GTアカデミー2013は、「グランツーリスモ」ファンに対し特別な体験となりました。7月に開催されたオンライン予選は、「グランツーリスモ6」ローンチの半年も前に、その一部を楽しむチャンスとなったからです。わずか4週間で、ヨーロッパ16か国、76万5000人ものプレイヤーがこの「GTアカデミー専用グランツーリスモ6」をダウンロードし、アカデミーの選考対象となる最終ステージに挑みました。課題は今回初めて「グランツーリスモ」シリーズに収録されるシルバーストン・サーキット。ここはGTアカデミーの最終選考が行われる地であり、最終ステージには最高の舞台です。

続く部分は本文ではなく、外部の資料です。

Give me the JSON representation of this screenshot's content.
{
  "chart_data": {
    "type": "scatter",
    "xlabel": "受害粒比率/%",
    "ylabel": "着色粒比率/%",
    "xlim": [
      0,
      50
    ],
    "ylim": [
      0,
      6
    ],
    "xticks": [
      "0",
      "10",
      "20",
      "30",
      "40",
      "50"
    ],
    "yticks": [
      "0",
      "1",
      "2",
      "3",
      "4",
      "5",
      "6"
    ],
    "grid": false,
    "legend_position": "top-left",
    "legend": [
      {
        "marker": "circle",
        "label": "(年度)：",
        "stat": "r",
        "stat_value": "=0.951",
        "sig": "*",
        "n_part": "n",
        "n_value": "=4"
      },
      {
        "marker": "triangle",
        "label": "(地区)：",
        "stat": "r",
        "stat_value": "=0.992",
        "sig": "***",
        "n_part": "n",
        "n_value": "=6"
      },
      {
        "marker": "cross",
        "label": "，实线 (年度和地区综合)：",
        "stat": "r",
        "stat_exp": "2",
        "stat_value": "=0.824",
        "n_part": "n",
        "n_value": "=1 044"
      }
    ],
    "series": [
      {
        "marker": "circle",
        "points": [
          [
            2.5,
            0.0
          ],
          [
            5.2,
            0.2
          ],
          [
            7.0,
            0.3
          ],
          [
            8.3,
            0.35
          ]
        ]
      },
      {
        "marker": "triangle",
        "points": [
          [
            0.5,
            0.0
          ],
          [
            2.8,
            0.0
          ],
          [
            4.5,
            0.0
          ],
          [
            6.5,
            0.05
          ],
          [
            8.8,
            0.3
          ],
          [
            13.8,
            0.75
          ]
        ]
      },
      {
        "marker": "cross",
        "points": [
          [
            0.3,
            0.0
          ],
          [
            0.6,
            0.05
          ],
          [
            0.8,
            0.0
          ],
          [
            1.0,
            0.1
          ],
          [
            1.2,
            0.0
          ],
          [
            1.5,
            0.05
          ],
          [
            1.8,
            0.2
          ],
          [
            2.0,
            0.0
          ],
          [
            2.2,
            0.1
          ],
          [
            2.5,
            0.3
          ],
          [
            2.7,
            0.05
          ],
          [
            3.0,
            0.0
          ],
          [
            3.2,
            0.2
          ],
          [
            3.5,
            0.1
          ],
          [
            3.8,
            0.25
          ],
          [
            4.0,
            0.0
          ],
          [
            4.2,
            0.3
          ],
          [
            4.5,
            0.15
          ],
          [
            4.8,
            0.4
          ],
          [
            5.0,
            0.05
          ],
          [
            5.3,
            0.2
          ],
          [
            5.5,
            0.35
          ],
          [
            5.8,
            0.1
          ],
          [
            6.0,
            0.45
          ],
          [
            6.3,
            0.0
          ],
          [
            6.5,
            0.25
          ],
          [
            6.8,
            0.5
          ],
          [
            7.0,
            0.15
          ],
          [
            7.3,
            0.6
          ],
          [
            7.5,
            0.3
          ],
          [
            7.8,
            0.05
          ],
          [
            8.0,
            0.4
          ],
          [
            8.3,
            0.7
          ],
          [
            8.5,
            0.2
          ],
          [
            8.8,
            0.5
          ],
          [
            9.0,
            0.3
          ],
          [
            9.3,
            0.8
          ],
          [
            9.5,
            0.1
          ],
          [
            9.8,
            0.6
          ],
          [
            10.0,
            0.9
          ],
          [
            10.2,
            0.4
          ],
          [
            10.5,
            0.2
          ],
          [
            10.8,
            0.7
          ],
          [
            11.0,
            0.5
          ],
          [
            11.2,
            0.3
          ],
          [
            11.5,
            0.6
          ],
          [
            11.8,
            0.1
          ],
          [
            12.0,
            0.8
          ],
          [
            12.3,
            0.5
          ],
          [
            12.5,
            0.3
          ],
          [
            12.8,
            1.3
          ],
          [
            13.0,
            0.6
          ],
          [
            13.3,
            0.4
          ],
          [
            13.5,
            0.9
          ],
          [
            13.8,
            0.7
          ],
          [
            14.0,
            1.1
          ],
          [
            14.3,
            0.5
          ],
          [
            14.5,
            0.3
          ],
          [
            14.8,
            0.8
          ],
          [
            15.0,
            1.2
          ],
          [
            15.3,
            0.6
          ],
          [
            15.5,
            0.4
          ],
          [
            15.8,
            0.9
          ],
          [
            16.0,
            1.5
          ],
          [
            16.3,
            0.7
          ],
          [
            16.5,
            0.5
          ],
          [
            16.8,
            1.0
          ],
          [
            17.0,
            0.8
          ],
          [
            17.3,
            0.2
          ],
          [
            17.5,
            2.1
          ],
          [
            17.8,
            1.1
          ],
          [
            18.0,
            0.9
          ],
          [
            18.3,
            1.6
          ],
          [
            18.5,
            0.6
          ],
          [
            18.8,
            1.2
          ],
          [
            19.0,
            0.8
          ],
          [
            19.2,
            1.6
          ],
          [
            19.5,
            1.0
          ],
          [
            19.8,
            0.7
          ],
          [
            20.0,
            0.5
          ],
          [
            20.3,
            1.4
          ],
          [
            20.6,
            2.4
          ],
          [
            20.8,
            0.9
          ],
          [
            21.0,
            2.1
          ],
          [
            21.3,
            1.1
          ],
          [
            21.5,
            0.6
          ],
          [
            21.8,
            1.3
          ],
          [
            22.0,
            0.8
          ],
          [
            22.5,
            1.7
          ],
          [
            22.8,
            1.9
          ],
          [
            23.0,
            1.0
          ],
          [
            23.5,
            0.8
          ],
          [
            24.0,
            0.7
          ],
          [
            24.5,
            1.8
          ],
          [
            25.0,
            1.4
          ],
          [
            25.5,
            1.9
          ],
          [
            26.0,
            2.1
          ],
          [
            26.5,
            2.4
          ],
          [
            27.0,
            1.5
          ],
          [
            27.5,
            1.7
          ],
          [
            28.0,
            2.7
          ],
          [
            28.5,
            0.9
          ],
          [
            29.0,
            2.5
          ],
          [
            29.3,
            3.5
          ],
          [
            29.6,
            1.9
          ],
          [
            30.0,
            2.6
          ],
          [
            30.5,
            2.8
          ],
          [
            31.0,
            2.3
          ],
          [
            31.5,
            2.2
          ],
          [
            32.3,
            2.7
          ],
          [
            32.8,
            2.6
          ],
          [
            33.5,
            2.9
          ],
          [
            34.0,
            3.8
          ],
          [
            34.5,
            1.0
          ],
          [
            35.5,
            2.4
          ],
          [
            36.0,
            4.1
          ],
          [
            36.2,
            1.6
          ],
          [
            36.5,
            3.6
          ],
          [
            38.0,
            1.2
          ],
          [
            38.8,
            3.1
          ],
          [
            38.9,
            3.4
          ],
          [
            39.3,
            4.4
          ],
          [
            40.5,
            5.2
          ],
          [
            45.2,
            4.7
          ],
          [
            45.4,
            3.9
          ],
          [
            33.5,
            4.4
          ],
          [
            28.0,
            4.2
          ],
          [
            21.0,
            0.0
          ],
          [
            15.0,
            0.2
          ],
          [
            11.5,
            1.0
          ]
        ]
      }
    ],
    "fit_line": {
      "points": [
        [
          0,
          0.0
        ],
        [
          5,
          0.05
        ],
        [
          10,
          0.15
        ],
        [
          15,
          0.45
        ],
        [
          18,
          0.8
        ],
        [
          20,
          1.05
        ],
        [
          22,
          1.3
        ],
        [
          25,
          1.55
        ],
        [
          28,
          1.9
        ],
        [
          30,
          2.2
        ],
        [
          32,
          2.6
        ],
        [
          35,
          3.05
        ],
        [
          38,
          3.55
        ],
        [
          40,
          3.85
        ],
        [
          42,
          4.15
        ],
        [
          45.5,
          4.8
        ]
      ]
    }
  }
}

一方ヨーロッパ各地では予選イベントが行われ、オンラインでのチャレンジで予選を突破できなかったプレイヤーの復活の場となりました。イギリスのグッドウッド・フェスティバル・オブ・スピードやフランスのル・マン24時間レースの会場でベストタイムをたたき出したプレイヤーは、オンライン予選の通過者たちと一緒に各国のナショナルファイナル(国別予選)に参加するチャンスを得たのです。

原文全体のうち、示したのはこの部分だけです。